Some mornings in our house just get off to a rough start.
This morning certainly wasn’t picture-perfect. My oldest was up at 5:30 a.m.—far too early, and certainly not to get ahead on homework, but to turn on the TV. The assignments that should have been finished the night before were still waiting on the table. And then there is the bathroom, which looks like a hurricane passed through.
And then there are the mornings when my boys are happily playing together and lose track of time. They are either trading cards or working on a new Minecraft LEGO creation—and somehow the entire morning slips away. Suddenly we are in the last five minutes before it’s time to leave, and everyone is rushing around the house looking for socks, brushing teeth, grabbing snacks and lunch boxes, and still somehow arguing about which stuffed animal is allowed to go to which classroom. And of course there are the library books, the ones they still want to read at night before bed, promising faithfully that they will put them back in their backpacks afterward.
And yet, somewhere in the midst of our morning chaos and lectures, something shifts when we all get in the car to go to school.
Somewhere between the driveway and the school doors, the frustration softens. My oldest, now tall enough to sit up front, reaches for my hand—with that sweet, still-boyish kind of love—and I’m reminded that this season is fleeting. In the back seat, my younger ones usually start singing something—sometimes a song they learned at school or a song playing on the radio—and the car fills with their little voices.

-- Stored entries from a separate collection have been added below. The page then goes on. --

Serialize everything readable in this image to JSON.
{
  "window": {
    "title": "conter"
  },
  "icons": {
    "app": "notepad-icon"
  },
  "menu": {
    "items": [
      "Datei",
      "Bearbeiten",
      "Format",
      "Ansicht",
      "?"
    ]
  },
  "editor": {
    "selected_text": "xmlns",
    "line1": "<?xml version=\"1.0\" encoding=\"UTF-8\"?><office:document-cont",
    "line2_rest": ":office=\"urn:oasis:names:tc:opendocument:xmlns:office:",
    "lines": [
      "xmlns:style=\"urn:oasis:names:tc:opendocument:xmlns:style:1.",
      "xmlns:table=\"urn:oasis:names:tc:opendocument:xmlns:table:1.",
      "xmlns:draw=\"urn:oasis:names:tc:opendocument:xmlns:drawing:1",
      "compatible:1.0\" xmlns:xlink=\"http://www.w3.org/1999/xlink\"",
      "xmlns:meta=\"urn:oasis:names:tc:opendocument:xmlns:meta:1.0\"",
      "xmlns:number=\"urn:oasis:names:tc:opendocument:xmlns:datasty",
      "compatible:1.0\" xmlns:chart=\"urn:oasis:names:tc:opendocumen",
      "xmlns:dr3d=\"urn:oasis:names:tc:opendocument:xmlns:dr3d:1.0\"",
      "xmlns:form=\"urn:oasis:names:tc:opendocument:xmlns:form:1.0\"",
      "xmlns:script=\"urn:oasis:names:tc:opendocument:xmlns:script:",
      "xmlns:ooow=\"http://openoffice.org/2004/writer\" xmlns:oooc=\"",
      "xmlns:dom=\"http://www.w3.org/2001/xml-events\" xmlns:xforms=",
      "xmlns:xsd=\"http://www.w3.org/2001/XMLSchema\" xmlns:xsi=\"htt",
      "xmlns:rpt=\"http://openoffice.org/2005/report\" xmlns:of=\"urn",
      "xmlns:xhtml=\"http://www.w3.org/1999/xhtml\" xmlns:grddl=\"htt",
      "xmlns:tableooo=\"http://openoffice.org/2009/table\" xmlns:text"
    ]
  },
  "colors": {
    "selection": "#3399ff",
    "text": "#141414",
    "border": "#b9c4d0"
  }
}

Their sweetness and unaffected love reminds me to appreciate where we are right now. It reminds me not to get so caught up in what I want them to become that I forget to appreciate who they already are.
Because one day, when we all look back on these ordinary, imperfect drives to school, I want them to be remembered with warmth. I want my sons—and myself—to remember them as small moments of family life that were full of love.
These messy mornings that end up with hugs and kisses – perhaps the most ordinary mornings are the ones that root themselves deepest in our memories.